Thread: AW: selecting from cursor

AW: selecting from cursor

From
Zeugswetter Andreas SB
Date:
> > That's gonna have to be fixed.  If you're not up for it, don't implement
> > this.  Given that cursors (are supposed to) support FETCH BACKWARDS,
> > I really don't see why they shouldn't be expected to handle ReScan...
> I thought only scrollable cursors can do that. What if cursor isn't
> scrollable? Should it error during the execution?

In PostgreSQL, all cursors are scrollable. The allowed grammar keyword is
simply ignored. I am actually not sure that this is optimal, since there
are a few very effective optimizations, that you can do if you know, that 
ReScan is not needed (like e.g. not storing the result temporarily).

Andreas


Re: AW: selecting from cursor

From
Tom Lane
Date:
Zeugswetter Andreas SB <ZeugswetterA@wien.spardat.at> writes:
> this.  Given that cursors (are supposed to) support FETCH BACKWARDS,
> I really don't see why they shouldn't be expected to handle ReScan...
>> I thought only scrollable cursors can do that.

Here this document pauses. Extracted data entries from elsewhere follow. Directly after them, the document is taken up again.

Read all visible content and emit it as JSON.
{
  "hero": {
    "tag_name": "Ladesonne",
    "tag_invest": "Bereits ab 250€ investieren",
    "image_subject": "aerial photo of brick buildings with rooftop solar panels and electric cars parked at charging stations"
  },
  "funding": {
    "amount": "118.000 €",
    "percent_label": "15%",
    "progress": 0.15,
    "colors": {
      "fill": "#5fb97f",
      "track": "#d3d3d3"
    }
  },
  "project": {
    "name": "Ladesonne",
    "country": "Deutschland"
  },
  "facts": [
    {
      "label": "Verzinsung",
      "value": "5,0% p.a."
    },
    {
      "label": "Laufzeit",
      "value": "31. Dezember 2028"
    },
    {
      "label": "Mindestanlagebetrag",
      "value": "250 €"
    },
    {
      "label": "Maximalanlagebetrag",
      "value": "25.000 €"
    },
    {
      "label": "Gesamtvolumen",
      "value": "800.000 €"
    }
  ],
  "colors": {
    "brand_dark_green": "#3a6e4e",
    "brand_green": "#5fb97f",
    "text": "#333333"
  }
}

What if cursor isn't
>> scrollable? Should it error during the execution?

> In PostgreSQL, all cursors are scrollable. The allowed grammar keyword is
> simply ignored. I am actually not sure that this is optimal, since there
> are a few very effective optimizations, that you can do if you know, that 
> ReScan is not needed (like e.g. not storing the result temporarily).

It's worse than that: we don't distinguish plans for cursors from plans
for any other query, hence *all* query plans are supposed to be able to
run backwards.  (In practice, a lot of them don't work :-(.)  Someday
that needs to be improved.  It would be good if the system understood
whether a particular plan node would ever be asked to rescan itself or
run backwards, and could optimize things on that basis.